= Fanfare for Tomorrow =

Orchestral work by Peter Boyer

Fanfare for Tomorrow is a musical composition written by the American composer Peter Boyer. It was originally composed in 2020 as a short fanfare for solo horn on a commission from the Cincinnati Symphony Orchestra and Cincinnati Pops Orchestra and was given its premiere by the horn player Elizabeth Freimuth on YouTube on May 29, 2020. A version for concert band was later commissioned by "The President's Own" United States Marine Band in honor of the inauguration of Joe Biden as the 46th president of the United States; this version of the piece was given its world premiere by the United States Marine Band (to which this version is dedicated) under the direction of Colonel Jason Fettig at the inaugural ceremony of President Joe Biden and Vice President Kamala Harris in Washington, D.C., on January 20, 2021. Boyer also arranged a version of Fanfare for Tomorrow for orchestra; this version was premiered by the Eastern Festival Orchestra conducted by Gerard Schwarz on July 3, 2021.

==Composition==

===Background===
Fanfare for Tomorrow lasts about two-and-a-half minutes in performance. The original solo horn version was commissioned as part of Cincinnati Symphony Orchestra's Fanfare Project—an initiative to stream new music for solo instruments while much of the United States was in COVID-19 lockdowns.
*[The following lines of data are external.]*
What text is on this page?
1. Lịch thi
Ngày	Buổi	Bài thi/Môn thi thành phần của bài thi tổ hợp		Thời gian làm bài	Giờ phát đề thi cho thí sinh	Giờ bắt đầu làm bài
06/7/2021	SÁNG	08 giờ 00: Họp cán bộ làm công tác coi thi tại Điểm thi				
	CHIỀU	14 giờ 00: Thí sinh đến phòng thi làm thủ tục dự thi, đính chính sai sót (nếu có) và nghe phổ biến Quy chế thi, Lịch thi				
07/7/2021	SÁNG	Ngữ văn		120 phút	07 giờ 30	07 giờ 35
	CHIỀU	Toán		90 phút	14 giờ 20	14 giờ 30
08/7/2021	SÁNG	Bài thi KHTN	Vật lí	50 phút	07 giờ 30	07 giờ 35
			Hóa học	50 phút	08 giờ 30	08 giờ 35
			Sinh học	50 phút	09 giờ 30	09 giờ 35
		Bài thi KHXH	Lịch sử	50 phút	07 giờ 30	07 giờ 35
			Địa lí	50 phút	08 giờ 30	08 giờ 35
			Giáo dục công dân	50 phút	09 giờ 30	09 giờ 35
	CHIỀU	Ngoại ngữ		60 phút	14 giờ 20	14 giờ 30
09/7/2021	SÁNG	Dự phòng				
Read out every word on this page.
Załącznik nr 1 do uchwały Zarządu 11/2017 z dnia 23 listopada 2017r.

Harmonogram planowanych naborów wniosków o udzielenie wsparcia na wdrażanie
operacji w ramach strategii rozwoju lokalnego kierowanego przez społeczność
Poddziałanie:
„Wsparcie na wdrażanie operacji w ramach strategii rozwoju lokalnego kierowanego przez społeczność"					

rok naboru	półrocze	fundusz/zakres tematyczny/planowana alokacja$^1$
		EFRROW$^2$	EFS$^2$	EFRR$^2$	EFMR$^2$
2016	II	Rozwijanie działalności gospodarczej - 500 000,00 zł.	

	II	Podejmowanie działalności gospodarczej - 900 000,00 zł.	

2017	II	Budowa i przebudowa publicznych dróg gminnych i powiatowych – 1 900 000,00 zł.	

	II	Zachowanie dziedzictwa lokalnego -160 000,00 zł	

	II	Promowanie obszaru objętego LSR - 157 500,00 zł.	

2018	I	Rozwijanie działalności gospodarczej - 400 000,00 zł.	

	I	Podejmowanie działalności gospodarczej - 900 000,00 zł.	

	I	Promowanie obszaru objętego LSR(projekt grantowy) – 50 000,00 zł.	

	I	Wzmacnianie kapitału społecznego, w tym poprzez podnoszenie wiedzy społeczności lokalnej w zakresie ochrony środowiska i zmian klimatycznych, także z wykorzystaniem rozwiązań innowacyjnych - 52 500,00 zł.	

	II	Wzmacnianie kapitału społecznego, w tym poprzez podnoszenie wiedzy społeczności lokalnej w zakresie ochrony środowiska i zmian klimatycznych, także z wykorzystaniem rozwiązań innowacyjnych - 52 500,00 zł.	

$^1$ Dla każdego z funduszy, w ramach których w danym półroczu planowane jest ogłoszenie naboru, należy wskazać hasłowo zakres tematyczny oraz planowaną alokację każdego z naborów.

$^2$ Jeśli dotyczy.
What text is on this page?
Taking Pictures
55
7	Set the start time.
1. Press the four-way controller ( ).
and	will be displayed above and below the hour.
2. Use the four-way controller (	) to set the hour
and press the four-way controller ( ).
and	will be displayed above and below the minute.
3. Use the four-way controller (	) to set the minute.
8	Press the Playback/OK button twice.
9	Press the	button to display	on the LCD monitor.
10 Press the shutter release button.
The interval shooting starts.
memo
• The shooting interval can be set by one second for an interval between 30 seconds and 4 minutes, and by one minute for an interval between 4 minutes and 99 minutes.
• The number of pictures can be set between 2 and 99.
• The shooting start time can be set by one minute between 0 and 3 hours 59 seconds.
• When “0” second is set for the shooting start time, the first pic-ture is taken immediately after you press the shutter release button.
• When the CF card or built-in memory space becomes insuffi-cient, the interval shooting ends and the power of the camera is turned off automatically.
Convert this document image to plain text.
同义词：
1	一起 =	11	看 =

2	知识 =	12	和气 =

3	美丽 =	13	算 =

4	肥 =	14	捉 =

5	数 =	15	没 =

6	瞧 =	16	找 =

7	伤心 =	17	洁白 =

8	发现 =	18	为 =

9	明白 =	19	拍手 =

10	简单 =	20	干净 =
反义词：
After the 2020 United States presidential election was called for Joe Biden, Boyer sent an email to Col. Jason Fettig, with whom he had previously collaborated, offering to compose a piece for the inauguration. Boyer did not receive an official commission request until January 1, 2021, however, giving the composer only 12 days to complete the work. Boyer was unable to attend the inaugural ceremony due to heightened security following the January 6 United States Capitol attack, but streamed the premiere on both CNN and C-SPAN from his home in Altadena, California.

===Instrumentation===
The concert band version of the piece is scored for piccolo, three flutes (3rd optionally doubling piccolo), two oboes, E-flat clarinet (optional), three clarinets, two bass clarinets, two bassoons, two alto saxophones, tenor saxophone, baritone saxophone, four horns, five trumpets, four trombones, two euphoniums, three tubas, timpani, and five or six percussionists.

The orchestral version of the piece is scored for piccolo, three flutes (3rd optional), three oboes (3rd optional), two clarinets, bass clarinet, two bassoons, contrabassoon, four horns, three trumpets, three trombones, tuba, timpani, four or five percussionists, and strings.

==Recording==
A recording of the orchestral version of Fanfare for Tomorrow, in addition to several other Boyer works, was released on album through Naxos in July 2022.